Юра и так почти засыпал под тихий его голос, под перестук колес; да и выпил все-таки, а закуска была не очень. Чаю бы сейчас, но проводник уже не даст — поздно. Хорошо бы в бачке вода была… А что касается второй истории… похоже, он ее тоже придумал… Брата знаменитого приплел… стройку в тайге… Кто же это людей будет заставлять прямо в тайге строить? Да еще когда мороз?.. И про ссылку… Разве у нас есть ссылка?.. Вот у Юры, действительно, отец сидел. В настоящем лагере. И в Бутырской тюрьме. Только это была ошибка, поэтому говорить никому не надо. И писать в анкетах… А выдумывать он, правда, мастер, Степан Тимофеич… Может, про него самого рассказ написать?.. Начать с того, как…

Юра уснул.

2

К вечеру следующего дня приехали в Тюмень.

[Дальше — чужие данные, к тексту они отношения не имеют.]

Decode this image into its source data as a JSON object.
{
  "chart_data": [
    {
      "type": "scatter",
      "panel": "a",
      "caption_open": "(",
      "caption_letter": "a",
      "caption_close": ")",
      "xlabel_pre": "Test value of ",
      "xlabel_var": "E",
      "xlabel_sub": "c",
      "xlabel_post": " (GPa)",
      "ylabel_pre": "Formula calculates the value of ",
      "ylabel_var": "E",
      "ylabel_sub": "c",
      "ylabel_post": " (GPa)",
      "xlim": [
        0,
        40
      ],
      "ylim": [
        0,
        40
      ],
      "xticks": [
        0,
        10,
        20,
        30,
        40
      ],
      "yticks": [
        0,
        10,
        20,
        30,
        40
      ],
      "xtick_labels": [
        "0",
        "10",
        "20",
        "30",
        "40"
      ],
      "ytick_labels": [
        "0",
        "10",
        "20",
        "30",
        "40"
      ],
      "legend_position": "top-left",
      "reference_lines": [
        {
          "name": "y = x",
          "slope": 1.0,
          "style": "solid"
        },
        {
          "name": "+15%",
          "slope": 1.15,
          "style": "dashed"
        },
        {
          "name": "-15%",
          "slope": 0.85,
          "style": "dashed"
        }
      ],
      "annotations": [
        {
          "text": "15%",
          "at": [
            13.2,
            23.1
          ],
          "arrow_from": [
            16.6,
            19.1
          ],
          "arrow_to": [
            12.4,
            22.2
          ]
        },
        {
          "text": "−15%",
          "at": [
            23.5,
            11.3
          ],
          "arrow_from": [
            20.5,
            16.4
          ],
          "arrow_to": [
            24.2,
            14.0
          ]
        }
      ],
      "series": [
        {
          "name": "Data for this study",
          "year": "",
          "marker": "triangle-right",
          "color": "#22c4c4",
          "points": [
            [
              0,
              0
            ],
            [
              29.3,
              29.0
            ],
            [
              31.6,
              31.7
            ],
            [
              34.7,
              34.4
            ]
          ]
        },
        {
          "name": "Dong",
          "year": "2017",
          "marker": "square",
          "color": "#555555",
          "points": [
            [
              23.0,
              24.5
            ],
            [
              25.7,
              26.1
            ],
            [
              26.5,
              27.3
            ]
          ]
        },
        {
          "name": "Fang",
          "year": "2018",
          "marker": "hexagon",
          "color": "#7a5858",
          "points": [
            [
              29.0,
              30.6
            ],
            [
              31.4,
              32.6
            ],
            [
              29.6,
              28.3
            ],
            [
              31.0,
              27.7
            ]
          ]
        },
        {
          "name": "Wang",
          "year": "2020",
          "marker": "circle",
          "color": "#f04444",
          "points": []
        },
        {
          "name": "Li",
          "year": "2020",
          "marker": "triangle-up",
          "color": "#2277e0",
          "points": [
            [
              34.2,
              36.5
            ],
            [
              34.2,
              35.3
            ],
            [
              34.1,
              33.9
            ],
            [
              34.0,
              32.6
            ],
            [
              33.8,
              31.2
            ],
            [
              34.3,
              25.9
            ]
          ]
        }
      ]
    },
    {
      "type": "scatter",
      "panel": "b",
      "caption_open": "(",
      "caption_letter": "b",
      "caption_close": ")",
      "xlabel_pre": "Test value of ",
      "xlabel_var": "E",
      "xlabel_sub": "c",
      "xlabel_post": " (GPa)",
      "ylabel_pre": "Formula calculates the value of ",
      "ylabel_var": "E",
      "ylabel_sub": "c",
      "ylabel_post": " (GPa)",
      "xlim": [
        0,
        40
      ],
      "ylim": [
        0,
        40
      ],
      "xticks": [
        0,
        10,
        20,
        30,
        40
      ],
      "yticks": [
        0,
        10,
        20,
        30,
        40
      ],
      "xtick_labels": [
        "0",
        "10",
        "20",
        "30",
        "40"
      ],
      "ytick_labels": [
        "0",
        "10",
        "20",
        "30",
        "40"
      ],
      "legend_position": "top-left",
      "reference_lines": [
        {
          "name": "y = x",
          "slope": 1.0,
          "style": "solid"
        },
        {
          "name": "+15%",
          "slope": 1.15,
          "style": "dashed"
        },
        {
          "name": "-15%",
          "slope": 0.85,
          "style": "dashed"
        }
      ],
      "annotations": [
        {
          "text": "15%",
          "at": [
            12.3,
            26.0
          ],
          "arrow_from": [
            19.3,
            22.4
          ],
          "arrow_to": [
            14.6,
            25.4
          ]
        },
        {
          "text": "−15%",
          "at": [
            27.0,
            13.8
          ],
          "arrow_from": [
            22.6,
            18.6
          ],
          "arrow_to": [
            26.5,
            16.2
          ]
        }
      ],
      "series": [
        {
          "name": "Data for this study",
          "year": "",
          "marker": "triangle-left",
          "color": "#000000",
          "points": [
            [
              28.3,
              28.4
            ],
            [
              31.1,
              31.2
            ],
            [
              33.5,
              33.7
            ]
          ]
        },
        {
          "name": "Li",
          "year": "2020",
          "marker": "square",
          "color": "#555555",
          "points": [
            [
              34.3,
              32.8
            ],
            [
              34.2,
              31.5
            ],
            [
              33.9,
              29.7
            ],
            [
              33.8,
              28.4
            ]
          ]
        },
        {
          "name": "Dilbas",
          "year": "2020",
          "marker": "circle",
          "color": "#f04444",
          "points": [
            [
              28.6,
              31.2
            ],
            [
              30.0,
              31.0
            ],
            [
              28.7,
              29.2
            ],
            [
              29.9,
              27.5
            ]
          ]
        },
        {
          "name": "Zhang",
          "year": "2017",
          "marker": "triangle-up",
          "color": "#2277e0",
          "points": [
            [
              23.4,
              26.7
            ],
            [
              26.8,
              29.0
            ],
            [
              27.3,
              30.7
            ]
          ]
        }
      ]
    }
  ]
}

Степан Тимофеевич помог Юре нацепить тяжелый зеленый рюкзак — с ним отец пришел из лагеря пять лет назад; вынес на перрон большой серый чемодан, пожал руку.

— Давай живи, — сказал он, — не робей. — И полез обратно в вагон.

Дальше Юра действовал точно по «инструкции» Бориса Маркеловича Маслова, которая в письме: доплелся до гостиницы, где получил койку; вещи сдал в багаж и залег спать. Даже не мешал совместный храп двух соседей, по сравнению с которым шарканье бабы-Нёниной желтой картонки было просто беззвучным шепотом. Наутро он отправился на базарную площадь за билетом до Тобольска. Ни билетов, ни автобусов не было в помине, когда будут — неизвестно. Посоветовали поговорить с шоферами грузовых машин, и он сразу нашел одного с полуторки, который отъезжал через час и сказал, что возьмет.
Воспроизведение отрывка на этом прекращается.